The head waters and streams that run from Peekskill’s water supply at Wiccopee Reservoir in Putnam Valley to faucets in the city will remain in an ‘unprotected’ class after Governor Andrew Cuomo vetoed a bill offering broader protections for streams last Friday. Hollowbrook Creek is a Class C feeder stream that runs from the city owned reservoir in Putnam Valley. It is classified as a tributary of the main stem, Peekskill Hollow Creek, which is protected due to its classification as a trout stream. It is a vital link to the Atlantic Ocean for migratory fish like river herring that spawn in the tidal portion of the creek.
Cuomo cited the expense of adding extra Department of Environmental Conservation (DEC) personnel for oversight into an already strapped state budget as the reason for the veto. State Senator Peter Harckham introduced the legislation in 2019 before the pandemic. “It was certainly disappointing,” said Harckham, about the veto, “but it’s a fiscal issue.” Given the deficit of $14.6 billion the state faces, we’ll wait to see if NYS receives any federal money from a pandemic bailout. If fiscal conditions change, we can bring the legislation back.”
“This is one of the areas where water quality suffers from death by a thousand cuts,” said Jeremy Cherson, Riverkeeper Legislative Advocacy Manager. “The reservoir upstream is Class A. The way the water system works is that the creek itself acts as the conduit for water from the Wiccopee reservoir to reach the intake for the city. So protecting the whole watershed is essential to protect the water quality of the city. The tributaries to the Brook should be protected, just as the reservoir is (Class A) and at least as well as the main stem of the creek (Class C TS),” said Dan Shapley, Water Quality Program Director of Riverkeeper.
The DEC designates streams as Class AA, A, B, C and D for purposes of regulations. AA and A are for drinking, B is for recreational uses such as swimming while C is for fishing. Only AA, A and B classification require permits for activities like dredging or stream bank modification, said Cherson. Streams with the classification of C (TS) for Trout Stream receive stronger protection than C and D streams.
Cherson urged Peekskill’s Common Council to pass a resolution asking the DEC to re-classify the tributaries that feed into the city’s drinking water supply.  “Local governments and environmental conservation groups can gather evidence of feeder streams that are misclassified and petition to receive higher classifications.”  According to the Environmental Conservation Law, the DEC is authorized to amend classifications in accordance with best usage in the interest of the public, and alter, reclassify, modify, change or amend the classification of waters.
Cherson’s suggestion that environmental conservation groups can gather evidence to bolster their case to the DEC to re-classify tributaries confirms what Westchester County learned when its award-winning Citizens Volunteer Monitoring Program was in place from 2003 to 2010.
The program was established through Safe Drinking Water Act funding distributed by the state DEC, in order to create a baseline of water quality data on streams and rivers as well as ponds and lakes. For the seven years of its existence, trained volunteers monitored over 40 stream site locations and 12 lakes and created a comprehensive database of water quality information.  Volunteer data was found to be a useful tool for understanding local stream and lake health.
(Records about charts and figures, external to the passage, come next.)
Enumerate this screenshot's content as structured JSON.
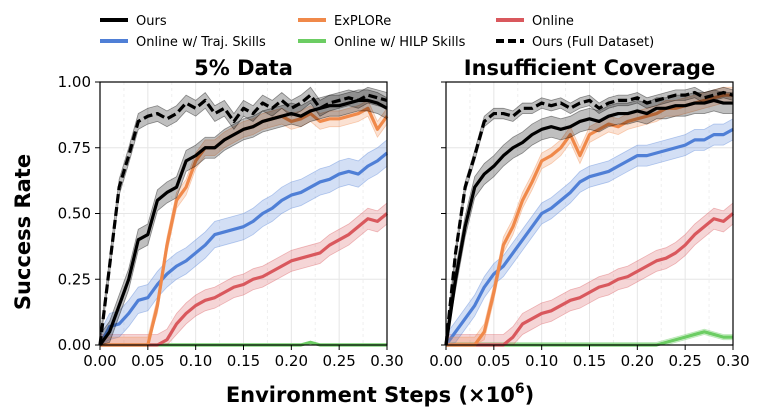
{
  "chart_data": {
    "type": "line",
    "xlabel": "Environment Steps (×10",
    "xlabel_exp": "6",
    "xlabel_close": ")",
    "ylabel": "Success Rate",
    "xlim": [
      0.0,
      0.3
    ],
    "ylim": [
      0.0,
      1.0
    ],
    "xticks": [
      "0.00",
      "0.05",
      "0.10",
      "0.15",
      "0.20",
      "0.25",
      "0.30"
    ],
    "xtick_values": [
      0.0,
      0.05,
      0.1,
      0.15,
      0.2,
      0.25,
      0.3
    ],
    "yticks": [
      "0.00",
      "0.25",
      "0.50",
      "0.75",
      "1.00"
    ],
    "ytick_values": [
      0.0,
      0.25,
      0.5,
      0.75,
      1.0
    ],
    "legend": [
      {
        "name": "Ours",
        "color": "#000000",
        "dash": false
      },
      {
        "name": "ExPLORe",
        "color": "#f0894a",
        "dash": false
      },
      {
        "name": "Online",
        "color": "#d9585d",
        "dash": false
      },
      {
        "name": "Online w/ Traj. Skills",
        "color": "#4f7fd6",
        "dash": false
      },
      {
        "name": "Online w/ HILP Skills",
        "color": "#6ccd63",
        "dash": false
      },
      {
        "name": "Ours (Full Dataset)",
        "color": "#000000",
        "dash": true
      }
    ],
    "x": [
      0.0,
      0.01,
      0.02,
      0.03,
      0.04,
      0.05,
      0.06,
      0.07,
      0.08,
      0.09,
      0.1,
      0.11,
      0.12,
      0.13,
      0.14,
      0.15,
      0.16,
      0.17,
      0.18,
      0.19,
      0.2,
      0.21,
      0.22,
      0.23,
      0.24,
      0.25,
      0.26,
      0.27,
      0.28,
      0.29,
      0.3
    ],
    "panels": [
      {
        "title": "5% Data",
        "series": [
          {
            "name": "Ours",
            "values": [
              0.0,
              0.05,
              0.15,
              0.25,
              0.4,
              0.42,
              0.55,
              0.58,
              0.6,
              0.7,
              0.72,
              0.75,
              0.75,
              0.78,
              0.8,
              0.82,
              0.83,
              0.85,
              0.86,
              0.87,
              0.88,
              0.87,
              0.89,
              0.9,
              0.91,
              0.91,
              0.92,
              0.93,
              0.93,
              0.92,
              0.9
            ],
            "err": 0.04
          },
          {
            "name": "ExPLORe",
            "values": [
              0.0,
              0.0,
              0.0,
              0.0,
              0.0,
              0.0,
              0.15,
              0.38,
              0.55,
              0.6,
              0.7,
              0.75,
              0.75,
              0.78,
              0.8,
              0.82,
              0.83,
              0.85,
              0.86,
              0.87,
              0.85,
              0.86,
              0.88,
              0.85,
              0.86,
              0.86,
              0.87,
              0.88,
              0.9,
              0.82,
              0.87
            ],
            "err": 0.03
          },
          {
            "name": "Online",
            "values": [
              0.0,
              0.0,
              0.0,
              0.0,
              0.0,
              0.0,
              0.0,
              0.02,
              0.08,
              0.12,
              0.15,
              0.17,
              0.18,
              0.2,
              0.22,
              0.23,
              0.25,
              0.26,
              0.28,
              0.3,
              0.32,
              0.33,
              0.34,
              0.35,
              0.38,
              0.4,
              0.42,
              0.45,
              0.48,
              0.47,
              0.5
            ],
            "err": 0.04
          },
          {
            "name": "Online w/ Traj. Skills",
            "values": [
              0.0,
              0.07,
              0.08,
              0.12,
              0.17,
              0.18,
              0.23,
              0.27,
              0.3,
              0.32,
              0.35,
              0.38,
              0.42,
              0.43,
              0.44,
              0.45,
              0.47,
              0.5,
              0.52,
              0.55,
              0.57,
              0.58,
              0.6,
              0.62,
              0.63,
              0.65,
              0.66,
              0.65,
              0.68,
              0.7,
              0.73
            ],
            "err": 0.05
          },
          {
            "name": "Online w/ HILP Skills",
            "values": [
              0.0,
              0.0,
              0.0,
              0.0,
              0.0,
              0.0,
              0.0,
              0.0,
              0.0,
              0.0,
              0.0,
              0.0,
              0.0,
              0.0,
              0.0,
              0.0,
              0.0,
              0.0,
              0.0,
              0.0,
              0.0,
              0.0,
              0.01,
              0.0,
              0.0,
              0.0,
              0.0,
              0.0,
              0.0,
              0.0,
              0.0
            ],
            "err": 0.005
          },
          {
            "name": "Ours (Full Dataset)",
            "values": [
              0.0,
              0.3,
              0.6,
              0.72,
              0.85,
              0.87,
              0.88,
              0.86,
              0.88,
              0.92,
              0.9,
              0.93,
              0.88,
              0.9,
              0.85,
              0.9,
              0.88,
              0.92,
              0.9,
              0.93,
              0.9,
              0.92,
              0.95,
              0.9,
              0.92,
              0.93,
              0.94,
              0.93,
              0.95,
              0.94,
              0.93
            ],
            "err": 0.03
          }
        ]
      },
      {
        "title": "Insufficient Coverage",
        "series": [
          {
            "name": "Ours",
            "values": [
              0.0,
              0.25,
              0.45,
              0.6,
              0.65,
              0.68,
              0.72,
              0.75,
              0.77,
              0.8,
              0.82,
              0.83,
              0.82,
              0.83,
              0.85,
              0.86,
              0.85,
              0.87,
              0.88,
              0.88,
              0.89,
              0.88,
              0.9,
              0.9,
              0.91,
              0.91,
              0.92,
              0.92,
              0.93,
              0.92,
              0.92
            ],
            "err": 0.04
          },
          {
            "name": "ExPLORe",
            "values": [
              0.0,
              0.0,
              0.0,
              0.0,
              0.05,
              0.2,
              0.38,
              0.45,
              0.55,
              0.62,
              0.7,
              0.72,
              0.75,
              0.8,
              0.72,
              0.8,
              0.82,
              0.84,
              0.83,
              0.85,
              0.86,
              0.87,
              0.88,
              0.9,
              0.9,
              0.91,
              0.92,
              0.93,
              0.94,
              0.95,
              0.95
            ],
            "err": 0.03
          },
          {
            "name": "Online",
            "values": [
              0.0,
              0.0,
              0.0,
              0.0,
              0.0,
              0.0,
              0.0,
              0.03,
              0.08,
              0.1,
              0.12,
              0.13,
              0.15,
              0.17,
              0.18,
              0.2,
              0.22,
              0.23,
              0.25,
              0.26,
              0.28,
              0.3,
              0.32,
              0.33,
              0.35,
              0.38,
              0.42,
              0.45,
              0.48,
              0.47,
              0.5
            ],
            "err": 0.04
          },
          {
            "name": "Online w/ Traj. Skills",
            "values": [
              0.0,
              0.05,
              0.1,
              0.15,
              0.22,
              0.27,
              0.3,
              0.35,
              0.4,
              0.45,
              0.5,
              0.52,
              0.55,
              0.58,
              0.62,
              0.64,
              0.65,
              0.66,
              0.68,
              0.7,
              0.72,
              0.72,
              0.73,
              0.74,
              0.75,
              0.76,
              0.78,
              0.78,
              0.8,
              0.8,
              0.82
            ],
            "err": 0.04
          },
          {
            "name": "Online w/ HILP Skills",
            "values": [
              0.0,
              0.0,
              0.0,
              0.0,
              0.0,
              0.0,
              0.0,
              0.0,
              0.0,
              0.0,
              0.0,
              0.0,
              0.0,
              0.0,
              0.0,
              0.0,
              0.0,
              0.0,
              0.0,
              0.0,
              0.0,
              0.0,
              0.0,
              0.01,
              0.02,
              0.03,
              0.04,
              0.05,
              0.04,
              0.03,
              0.03
            ],
            "err": 0.01
          },
          {
            "name": "Ours (Full Dataset)",
            "values": [
              0.0,
              0.35,
              0.6,
              0.72,
              0.85,
              0.88,
              0.88,
              0.87,
              0.9,
              0.9,
              0.92,
              0.91,
              0.92,
              0.9,
              0.92,
              0.93,
              0.9,
              0.92,
              0.93,
              0.93,
              0.94,
              0.92,
              0.93,
              0.94,
              0.95,
              0.95,
              0.96,
              0.94,
              0.95,
              0.96,
              0.95
            ],
            "err": 0.02
          }
        ]
      }
    ]
  }
}
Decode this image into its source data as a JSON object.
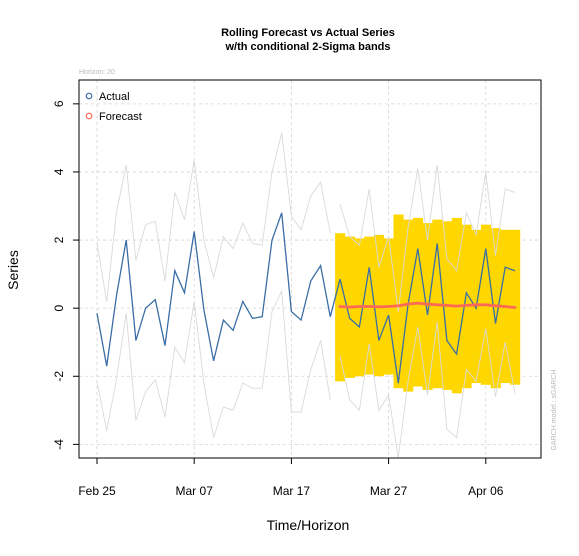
{
  "chart_data": {
    "type": "line",
    "title": "Rolling Forecast vs Actual Series",
    "subtitle": "w/th conditional 2-Sigma bands",
    "xlabel": "Time/Horizon",
    "ylabel": "Series",
    "horizon_note": "Horizon: 20",
    "watermark": "GARCH model : sGARCH",
    "x_start": "Feb 25",
    "x_tick_labels": [
      "Feb 25",
      "Mar 07",
      "Mar 17",
      "Mar 27",
      "Apr 06"
    ],
    "x_tick_days": [
      0,
      10,
      20,
      30,
      40
    ],
    "ylim": [
      -4.4,
      6.7
    ],
    "y_ticks": [
      -4,
      -2,
      0,
      2,
      4,
      6
    ],
    "grid": true,
    "legend_position": "top-left",
    "series": [
      {
        "name": "Actual",
        "color": "#3a6ea5",
        "x_days": [
          0,
          1,
          2,
          3,
          4,
          5,
          6,
          7,
          8,
          9,
          10,
          11,
          12,
          13,
          14,
          15,
          16,
          17,
          18,
          19,
          20,
          21,
          22,
          23,
          24,
          25,
          26,
          27,
          28,
          29,
          30,
          31,
          32,
          33,
          34,
          35,
          36,
          37,
          38,
          39,
          40,
          41,
          42,
          43
        ],
        "values": [
          -0.15,
          -1.7,
          0.35,
          2.0,
          -0.95,
          0.0,
          0.25,
          -1.1,
          1.1,
          0.45,
          2.25,
          -0.05,
          -1.55,
          -0.35,
          -0.65,
          0.2,
          -0.3,
          -0.25,
          2.0,
          2.8,
          -0.1,
          -0.35,
          0.8,
          1.25,
          -0.25,
          0.85,
          -0.3,
          -0.55,
          1.2,
          -0.95,
          -0.2,
          -2.2,
          0.1,
          1.75,
          -0.2,
          1.9,
          -0.95,
          -1.35,
          0.45,
          0.0,
          1.75,
          -0.45,
          1.2,
          1.1
        ]
      },
      {
        "name": "Forecast",
        "color": "#ff6a55",
        "x_days": [
          25,
          26,
          27,
          28,
          29,
          30,
          31,
          32,
          33,
          34,
          35,
          36,
          37,
          38,
          39,
          40,
          41,
          42,
          43
        ],
        "values": [
          0.05,
          0.03,
          0.05,
          0.05,
          0.04,
          0.05,
          0.07,
          0.12,
          0.15,
          0.12,
          0.1,
          0.08,
          0.06,
          0.08,
          0.1,
          0.1,
          0.07,
          0.05,
          0.02
        ]
      }
    ],
    "band": {
      "name": "2-Sigma band",
      "color": "#ffd700",
      "x_days": [
        25,
        26,
        27,
        28,
        29,
        30,
        31,
        32,
        33,
        34,
        35,
        36,
        37,
        38,
        39,
        40,
        41,
        42,
        43
      ],
      "upper": [
        2.2,
        2.1,
        2.05,
        2.1,
        2.15,
        2.05,
        2.75,
        2.6,
        2.65,
        2.5,
        2.6,
        2.55,
        2.65,
        2.45,
        2.3,
        2.45,
        2.35,
        2.3,
        2.3
      ],
      "lower": [
        -2.15,
        -2.05,
        -2.0,
        -1.95,
        -2.0,
        -1.95,
        -2.35,
        -2.45,
        -2.3,
        -2.4,
        -2.35,
        -2.4,
        -2.5,
        -2.35,
        -2.2,
        -2.25,
        -2.35,
        -2.2,
        -2.25
      ]
    },
    "unlabeled_gray_lines": [
      {
        "color": "#d9d9d9",
        "x_days": [
          0,
          1,
          2,
          3,
          4,
          5,
          6,
          7,
          8,
          9,
          10,
          11,
          12,
          13,
          14,
          15,
          16,
          17,
          18,
          19,
          20,
          21,
          22,
          23,
          24
        ],
        "values": [
          1.9,
          0.2,
          2.8,
          4.2,
          1.4,
          2.45,
          2.55,
          0.8,
          3.4,
          2.6,
          4.35,
          2.0,
          0.9,
          2.1,
          1.75,
          2.5,
          1.9,
          1.85,
          4.0,
          5.15,
          2.7,
          2.3,
          3.3,
          3.7,
          2.2
        ]
      },
      {
        "color": "#d9d9d9",
        "x_days": [
          0,
          1,
          2,
          3,
          4,
          5,
          6,
          7,
          8,
          9,
          10,
          11,
          12,
          13,
          14,
          15,
          16,
          17,
          18,
          19,
          20,
          21,
          22,
          23,
          24
        ],
        "values": [
          -2.15,
          -3.6,
          -2.1,
          -0.15,
          -3.3,
          -2.45,
          -2.1,
          -3.2,
          -1.15,
          -1.6,
          0.2,
          -2.2,
          -3.8,
          -2.9,
          -3.0,
          -2.2,
          -2.35,
          -2.35,
          -0.1,
          0.5,
          -3.05,
          -3.05,
          -1.8,
          -0.95,
          -2.7
        ]
      },
      {
        "color": "#d9d9d9",
        "x_days": [
          25,
          26,
          27,
          28,
          29,
          30,
          31,
          32,
          33,
          34,
          35,
          36,
          37,
          38,
          39,
          40,
          41,
          42,
          43
        ],
        "values": [
          3.05,
          2.1,
          1.85,
          3.5,
          1.2,
          2.1,
          -0.1,
          2.35,
          4.1,
          2.0,
          4.2,
          1.45,
          1.1,
          2.8,
          2.15,
          4.0,
          1.55,
          3.5,
          3.4
        ]
      },
      {
        "color": "#d9d9d9",
        "x_days": [
          25,
          26,
          27,
          28,
          29,
          30,
          31,
          32,
          33,
          34,
          35,
          36,
          37,
          38,
          39,
          40,
          41,
          42,
          43
        ],
        "values": [
          -1.4,
          -2.7,
          -3.0,
          -1.05,
          -3.0,
          -2.55,
          -4.4,
          -2.15,
          -0.55,
          -2.55,
          -0.4,
          -3.55,
          -3.8,
          -1.8,
          -2.15,
          -0.6,
          -2.6,
          -1.0,
          -2.5
        ]
      }
    ]
  }
}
More than 300 participants saw the relationship between water quality, land use and stormwater. By gaining hands-on experience, volunteers were more likely to understand environmental concepts and share them with their friends and neighbors in the community. And the county’s planning department learned that volunteer data can be a useful tool for understanding local stream health especially in areas where little data is collected due to lack of funding and resources. By working closely with Westchester County residents, schools, non-profit organizations and municipal officials, the county planning department was able to create a model educational program that could be used by other organizations and government agencies nationwide.  The program was cut from the county budget in 2010.